I honstly thought you should dump him last week but didn't post that, I knew you were not thinking along those lines. He has way too many issues. The exgf thing was unforgivable but then, wearing unwashed clothes is unforgivable in my book.

He invaded your privacy, when you trusted him Sad
He left you alone in a strange town late at night. He is showing you him, the real him, warts and all. See him for who he is.

SugarPasteFrog · 28/02/2011 19:50

This reply has been deleted

Message withdrawn at poster's request.

FudgeGirl · 28/02/2011 20:01

Leaving you alone, in town, a long way from home at night is indeed excusable - as he has recognised himself. So don't excuse him for it.

I think he's showing his true colours. He disrespects you by not washing and not changing his clothes regularly (I'm sorry - it is disrespectful to you, whatever his issues) and he's disrespected your privacy, your safety and your feelings.

Yuk.

SaggyHairyArse · 28/02/2011 20:09

You've only been with him 4 months, seriously think about what YOU want.

IMHO, at four months you should still be in the honeymoon period and it should all be lovely, not stress and being treated like crap. It doesn't bode well!

Also, very superficially, it reads like he is very controlling (OCD, the night out/ex stuff, being abandoned on way home) and that you are a fixer (4 months in, concerning yourself with his OCD and his issues etc), on the surface I am thinking this is not a good combo.

UnfortunateBananaIncident · 28/02/2011 22:14

Thanks to everyone who's read and replied. Food for thought.

perfumedlife you were very understanding on my last thread, and thank you for your straight talking on this one.

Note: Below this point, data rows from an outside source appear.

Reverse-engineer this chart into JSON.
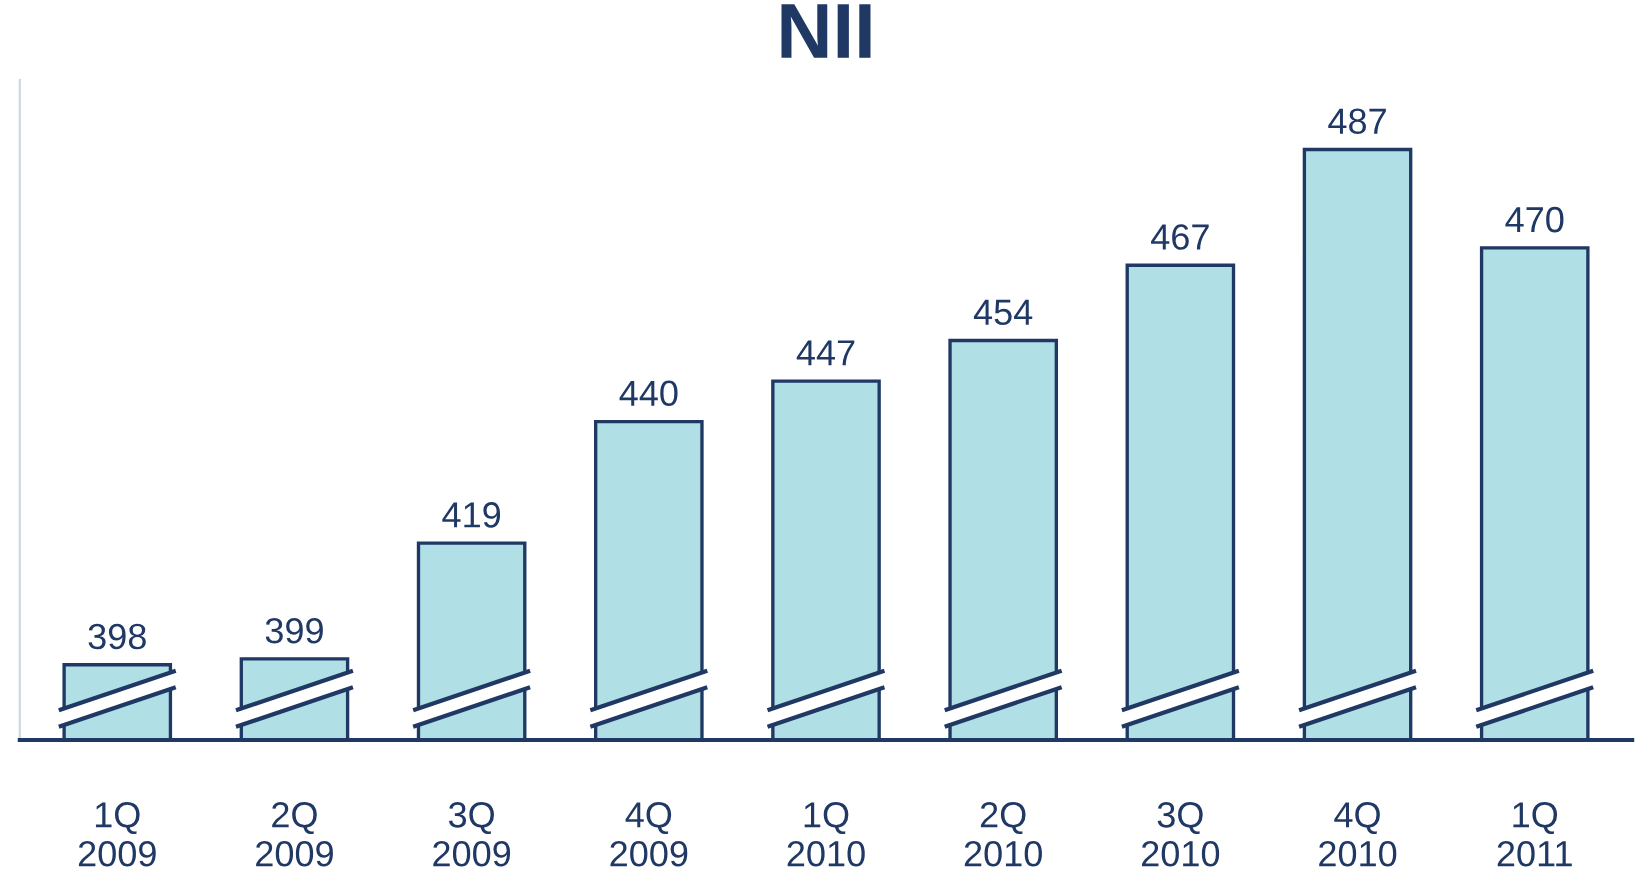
{
  "chart_data": {
    "type": "bar",
    "title": "NII",
    "categories": [
      "1Q\n2009",
      "2Q\n2009",
      "3Q\n2009",
      "4Q\n2009",
      "1Q\n2010",
      "2Q\n2010",
      "3Q\n2010",
      "4Q\n2010",
      "1Q\n2011"
    ],
    "values": [
      398,
      399,
      419,
      440,
      447,
      454,
      467,
      487,
      470
    ],
    "color": "#b0dfe5",
    "ylim": [
      385,
      499
    ],
    "data_labels": true,
    "tick_labels": "x",
    "grid": false,
    "legend": false
  }
}
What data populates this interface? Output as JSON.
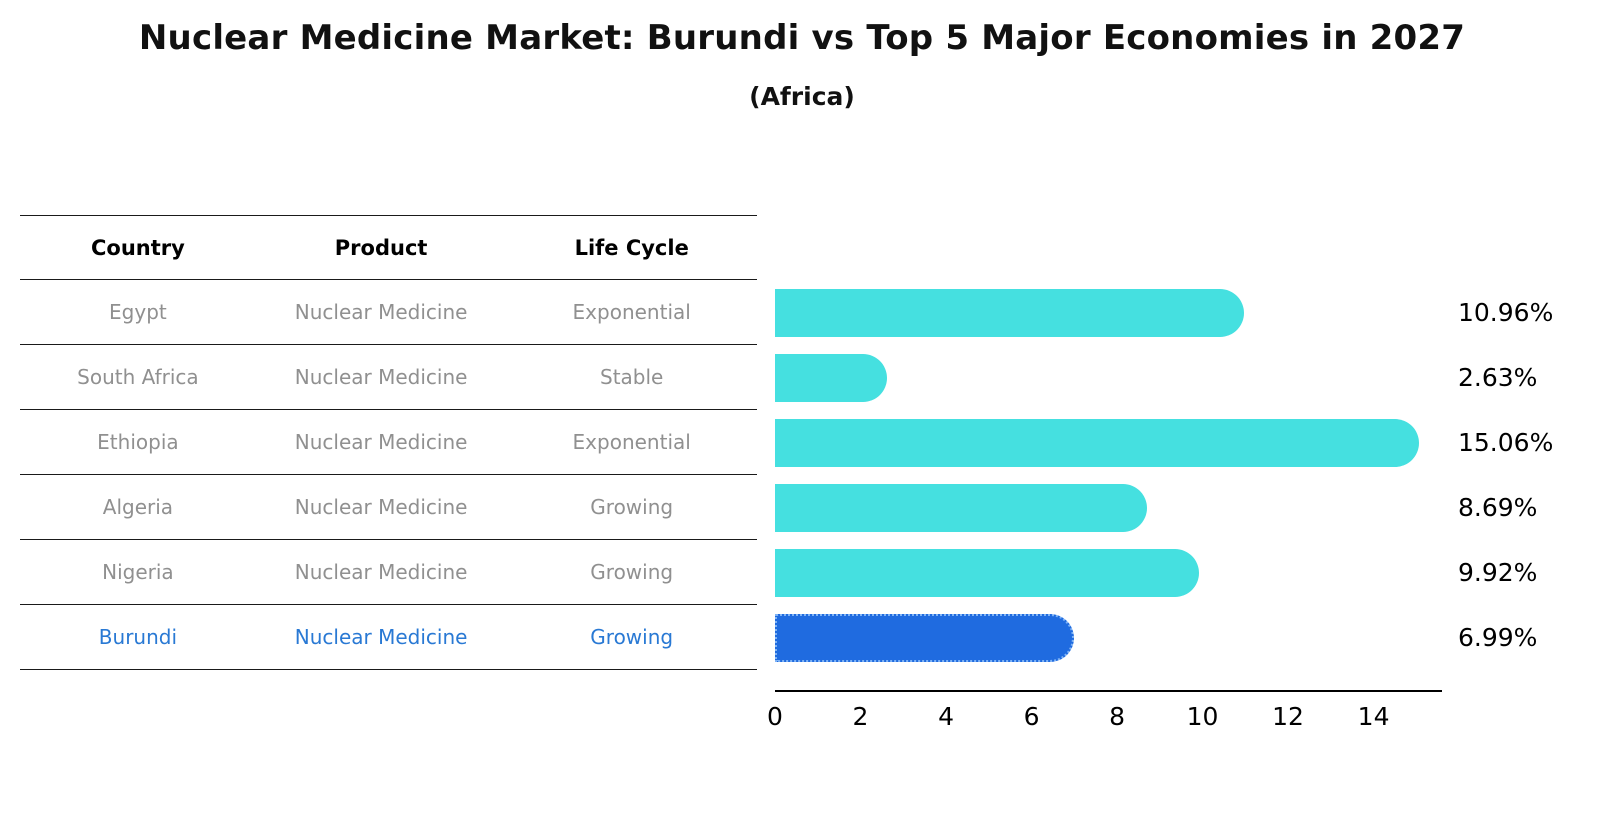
{
  "title": "Nuclear Medicine Market: Burundi vs Top 5 Major Economies in 2027",
  "subtitle": "(Africa)",
  "table": {
    "headers": [
      "Country",
      "Product",
      "Life Cycle"
    ],
    "rows": [
      {
        "country": "Egypt",
        "product": "Nuclear Medicine",
        "life_cycle": "Exponential"
      },
      {
        "country": "South Africa",
        "product": "Nuclear Medicine",
        "life_cycle": "Stable"
      },
      {
        "country": "Ethiopia",
        "product": "Nuclear Medicine",
        "life_cycle": "Exponential"
      },
      {
        "country": "Algeria",
        "product": "Nuclear Medicine",
        "life_cycle": "Growing"
      },
      {
        "country": "Nigeria",
        "product": "Nuclear Medicine",
        "life_cycle": "Growing"
      },
      {
        "country": "Burundi",
        "product": "Nuclear Medicine",
        "life_cycle": "Growing"
      }
    ]
  },
  "chart_data": {
    "type": "bar",
    "orientation": "horizontal",
    "title": "Nuclear Medicine Market: Burundi vs Top 5 Major Economies in 2027",
    "subtitle": "(Africa)",
    "categories": [
      "Egypt",
      "South Africa",
      "Ethiopia",
      "Algeria",
      "Nigeria",
      "Burundi"
    ],
    "values": [
      10.96,
      2.63,
      15.06,
      8.69,
      9.92,
      6.99
    ],
    "value_labels": [
      "10.96%",
      "2.63%",
      "15.06%",
      "8.69%",
      "9.92%",
      "6.99%"
    ],
    "x_ticks": [
      0,
      2,
      4,
      6,
      8,
      10,
      12,
      14
    ],
    "xlim": [
      0,
      15.6
    ],
    "xlabel": "",
    "ylabel": "",
    "grid": false,
    "legend": false,
    "bar_color": "#45e0e0",
    "highlight_index": 5,
    "highlight_color": "#1f6be0",
    "highlight_text_color": "#2979d4",
    "muted_text_color": "#909090"
  }
}
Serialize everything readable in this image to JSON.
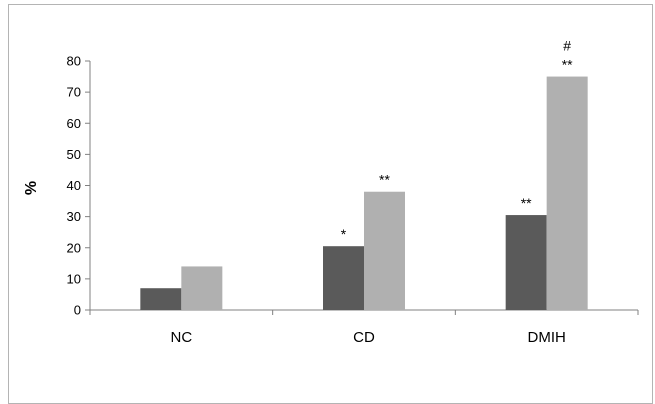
{
  "chart_data": {
    "type": "bar",
    "title": "",
    "xlabel": "",
    "ylabel": "%",
    "ylim": [
      0,
      80
    ],
    "yticks": [
      0,
      10,
      20,
      30,
      40,
      50,
      60,
      70,
      80
    ],
    "categories": [
      "NC",
      "CD",
      "DMIH"
    ],
    "grid": false,
    "legend": "none",
    "series": [
      {
        "color": "#5a5a5a",
        "values": [
          7,
          20.5,
          30.5
        ],
        "annotations": [
          "",
          "*",
          "**"
        ]
      },
      {
        "color": "#b0b0b0",
        "values": [
          14,
          38,
          75
        ],
        "annotations": [
          "",
          "**",
          "**"
        ]
      }
    ],
    "extra_annotations": [
      {
        "category_index": 2,
        "series_index": 1,
        "text": "#"
      }
    ]
  }
}
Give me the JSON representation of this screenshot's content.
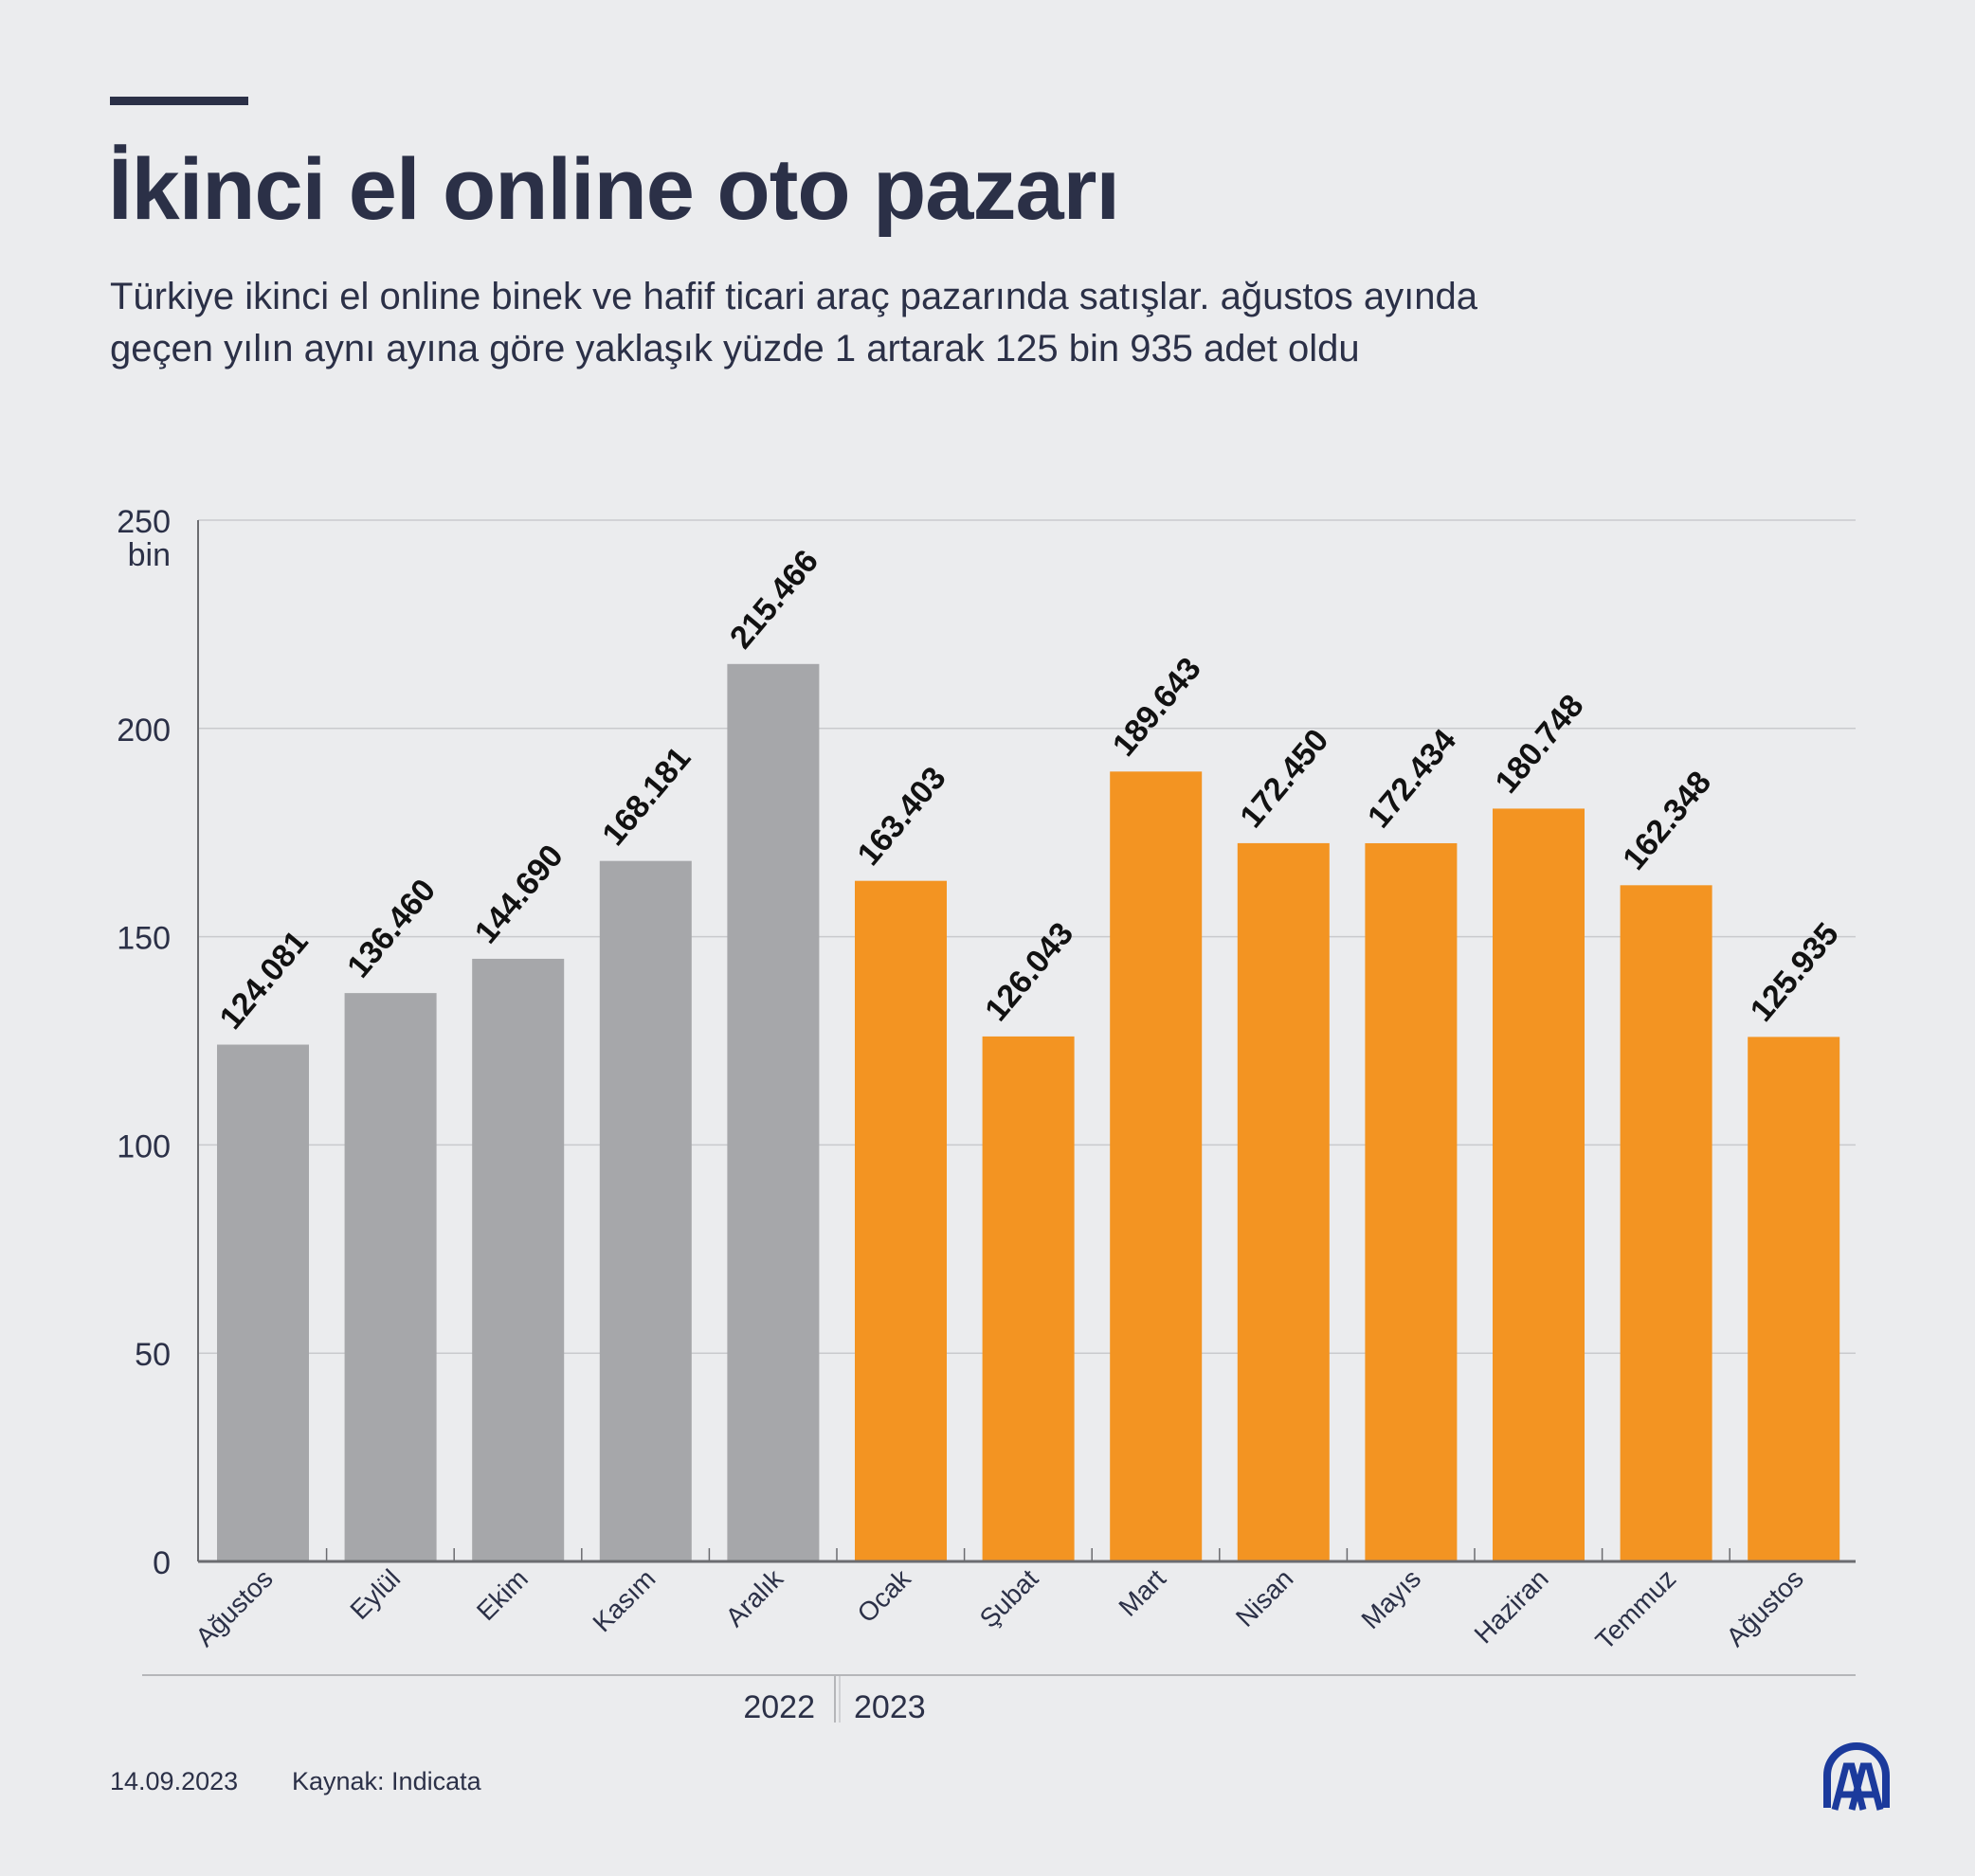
{
  "header": {
    "title": "İkinci el online oto pazarı",
    "subtitle_line1": "Türkiye ikinci el online binek ve hafif ticari araç pazarında satışlar. ağustos ayında",
    "subtitle_line2": "geçen yılın aynı ayına göre yaklaşık yüzde 1 artarak 125 bin 935 adet oldu"
  },
  "footer": {
    "date": "14.09.2023",
    "source": "Kaynak: Indicata",
    "logo": "AA"
  },
  "chart_data": {
    "type": "bar",
    "categories": [
      "Ağustos",
      "Eylül",
      "Ekim",
      "Kasım",
      "Aralık",
      "Ocak",
      "Şubat",
      "Mart",
      "Nisan",
      "Mayıs",
      "Haziran",
      "Temmuz",
      "Ağustos"
    ],
    "values": [
      124081,
      136460,
      144690,
      168181,
      215466,
      163403,
      126043,
      189643,
      172450,
      172434,
      180748,
      162348,
      125935
    ],
    "value_labels": [
      "124.081",
      "136.460",
      "144.690",
      "168.181",
      "215.466",
      "163.403",
      "126.043",
      "189.643",
      "172.450",
      "172.434",
      "180.748",
      "162.348",
      "125.935"
    ],
    "groups": [
      {
        "label": "2022",
        "count": 5,
        "color": "#a6a7aa"
      },
      {
        "label": "2023",
        "count": 8,
        "color": "#f39422"
      }
    ],
    "ylim": [
      0,
      250000
    ],
    "yticks": [
      0,
      50000,
      100000,
      150000,
      200000,
      250000
    ],
    "ytick_labels": [
      "0",
      "50",
      "100",
      "150",
      "200",
      "250"
    ],
    "yunit": "bin",
    "grid": true
  }
}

On reflection, I see that it was quite understandable that he would try to find what I'd written about him on the web. I shouldn't be cross about that. I suppose it's more about the timing (we were having a night out to try to put it all behind us), and the involvement of his ex. As realrabbit says, his loyalty should have been to me, and I hate the though of them standing outside sniggering about me together, or thinking they were so jolly clever to have found me, or whatever Sad

janiesmum of course I know this is for all to see Hmm But unless you know who I or my partner am in RL (which no one did, until now), it's all kind of hypothetical, no?

OP posts:
UnfortunateBananaIncident · 28/02/2011 22:16

(perfumed you were also very helpful on the thread a couple of weeks ago about my friend dying in the hospice. She finally passed away early last week, which has probably contributed to me being a bit mixed up this week).